1. Maintain regular hours and routine: Humans are creatures of habit, so a regular schedule is important – set one, and stick to it. If you are new to home working, try to adhere to your normal office routine as much as possible. Get up, get dressed and ‘arrive’ at your desk 5 to 10 minutes early to go through emails and create your daily task list. Then, when the working day is done, log off and focus instead on your personal activities to avoid burnout.
2. Create a comfortable and clutter-free workspace: Even if you aren’t lucky enough to have a study space or spare bedroom with a door, you can still create a work ‘zone’. Keep it free from clutter and away from household paraphernalia – this will help ensure you are not distracted by children or chores when you are working. Try to only work when you are in this space, creating a physical and mental boundary between your work and your personal life.
3. Be a home worker, not a lone worker: Communication really is the key to not feeling isolated or alone. Work out how you would like to communicate with colleagues, try not to have too many lines of communication open, as this can prove distracting, and keep in touch at regular intervals throughout the day. Whilst most communications should of course be about work, try to begin and end the day with more personal conversations.
4. Face-to-face is still best: Wherever possible, communicate with your colleagues via video chats. Face-to-face conversations help you feel more connected and are typically more engaging than conference calls. There are a wealth of technologies available to help facilitate this. Just remember to check you’re dressed appropriately and your backdrop to ensure you’re comfortable with what your co-workers will see on their screens.
5. Take a break: Like any working environment, it is important to take the occasional break to let your brain and body relax. Take a 10-minute walk, make some lunch or catch up with a friend over the phone. Short breaks will help give you the ability to refocus on your work tasks – ultimately supporting both your productivity and mental health.
6. Maintain your physical health: Eat well, sleep well and exercise well – these are the three cornerstones of good physical health, and they should not be ignored just because you are working at home.
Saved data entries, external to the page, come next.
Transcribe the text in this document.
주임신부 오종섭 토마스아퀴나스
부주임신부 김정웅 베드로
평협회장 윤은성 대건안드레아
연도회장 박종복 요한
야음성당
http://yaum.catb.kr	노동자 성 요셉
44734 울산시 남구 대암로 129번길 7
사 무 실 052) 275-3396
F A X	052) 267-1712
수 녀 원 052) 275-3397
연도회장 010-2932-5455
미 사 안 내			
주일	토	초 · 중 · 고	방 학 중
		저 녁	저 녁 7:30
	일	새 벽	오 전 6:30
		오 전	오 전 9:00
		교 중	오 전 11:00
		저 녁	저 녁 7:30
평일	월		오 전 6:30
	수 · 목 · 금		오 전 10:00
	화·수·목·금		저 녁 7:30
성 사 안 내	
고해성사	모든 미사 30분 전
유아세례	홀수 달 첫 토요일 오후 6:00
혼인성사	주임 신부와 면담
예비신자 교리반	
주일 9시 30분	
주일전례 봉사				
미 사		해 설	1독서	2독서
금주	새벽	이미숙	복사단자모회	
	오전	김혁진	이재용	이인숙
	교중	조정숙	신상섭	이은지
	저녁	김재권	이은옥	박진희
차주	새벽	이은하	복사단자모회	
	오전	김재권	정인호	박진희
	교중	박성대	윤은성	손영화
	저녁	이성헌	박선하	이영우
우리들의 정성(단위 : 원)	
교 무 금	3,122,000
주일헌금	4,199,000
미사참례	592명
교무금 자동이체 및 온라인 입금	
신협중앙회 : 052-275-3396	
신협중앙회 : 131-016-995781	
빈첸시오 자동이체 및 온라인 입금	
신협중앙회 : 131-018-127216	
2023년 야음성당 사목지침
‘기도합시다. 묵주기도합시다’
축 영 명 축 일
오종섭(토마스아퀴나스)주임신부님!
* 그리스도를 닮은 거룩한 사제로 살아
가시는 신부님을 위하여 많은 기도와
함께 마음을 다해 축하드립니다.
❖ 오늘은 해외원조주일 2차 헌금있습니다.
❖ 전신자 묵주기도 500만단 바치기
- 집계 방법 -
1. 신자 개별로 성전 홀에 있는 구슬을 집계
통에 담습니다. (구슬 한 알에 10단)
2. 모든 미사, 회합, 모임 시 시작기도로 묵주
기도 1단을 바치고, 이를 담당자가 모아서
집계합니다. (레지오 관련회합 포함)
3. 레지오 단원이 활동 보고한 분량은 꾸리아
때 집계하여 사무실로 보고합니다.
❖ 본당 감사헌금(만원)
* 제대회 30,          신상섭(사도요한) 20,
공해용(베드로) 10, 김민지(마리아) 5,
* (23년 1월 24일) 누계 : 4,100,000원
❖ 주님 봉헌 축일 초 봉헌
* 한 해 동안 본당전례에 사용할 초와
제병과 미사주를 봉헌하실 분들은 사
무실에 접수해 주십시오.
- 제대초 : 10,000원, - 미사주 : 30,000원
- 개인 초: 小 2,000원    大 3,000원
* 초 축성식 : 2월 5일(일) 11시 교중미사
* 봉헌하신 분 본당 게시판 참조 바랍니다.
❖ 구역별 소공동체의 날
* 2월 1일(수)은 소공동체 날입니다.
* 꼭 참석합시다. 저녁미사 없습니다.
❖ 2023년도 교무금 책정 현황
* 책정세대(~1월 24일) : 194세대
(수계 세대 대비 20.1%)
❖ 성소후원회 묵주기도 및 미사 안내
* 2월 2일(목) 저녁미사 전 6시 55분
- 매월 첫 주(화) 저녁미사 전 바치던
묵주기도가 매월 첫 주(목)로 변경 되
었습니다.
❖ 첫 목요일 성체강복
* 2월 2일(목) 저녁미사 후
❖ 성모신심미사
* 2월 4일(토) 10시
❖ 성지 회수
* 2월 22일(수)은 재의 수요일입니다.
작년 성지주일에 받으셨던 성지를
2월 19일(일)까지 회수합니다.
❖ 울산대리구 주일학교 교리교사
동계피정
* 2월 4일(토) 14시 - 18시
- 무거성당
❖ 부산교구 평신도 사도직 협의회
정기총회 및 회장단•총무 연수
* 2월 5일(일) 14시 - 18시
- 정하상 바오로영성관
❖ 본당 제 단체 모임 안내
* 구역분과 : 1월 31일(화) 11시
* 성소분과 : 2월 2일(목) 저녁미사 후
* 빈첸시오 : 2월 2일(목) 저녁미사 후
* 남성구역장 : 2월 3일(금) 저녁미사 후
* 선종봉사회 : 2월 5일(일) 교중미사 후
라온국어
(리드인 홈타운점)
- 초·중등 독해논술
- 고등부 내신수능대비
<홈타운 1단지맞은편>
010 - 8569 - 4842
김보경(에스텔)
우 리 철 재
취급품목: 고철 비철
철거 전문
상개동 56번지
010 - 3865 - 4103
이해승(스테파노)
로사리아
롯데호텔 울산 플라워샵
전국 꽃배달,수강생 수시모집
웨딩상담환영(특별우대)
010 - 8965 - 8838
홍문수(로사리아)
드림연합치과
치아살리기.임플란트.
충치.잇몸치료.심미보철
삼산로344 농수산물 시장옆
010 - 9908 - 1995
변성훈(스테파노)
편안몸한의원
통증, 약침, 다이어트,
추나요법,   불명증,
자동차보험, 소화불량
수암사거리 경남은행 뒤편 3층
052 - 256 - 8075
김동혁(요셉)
There are plenty of at home exercise tutorials online which cover the full range of ability levels – from the fittest amongst us to the athletically challenged – and serve as a great way to break up the day. Furthermore, don’t skip lunch and don’t compromise your sleep.
7. Remember to reflect: Here at Hays, we like to end each day of remote working with a team call during which we each run through a ‘win, learn and change’: something we have succeeded at, something we have learned and something we are excited to change tomorrow. Even if it’s not to other people, it’s important you take a step back and really reflect on the day. Recalling your successes and highlights whilst looking forward to the next day with optimism will help ensure a positive outlook.
It can be difficult to adjust to working from home. However, if you set healthy boundaries and prioritise your mental and physical wellbeing, you can keep your morale high and continue to be a productive employee.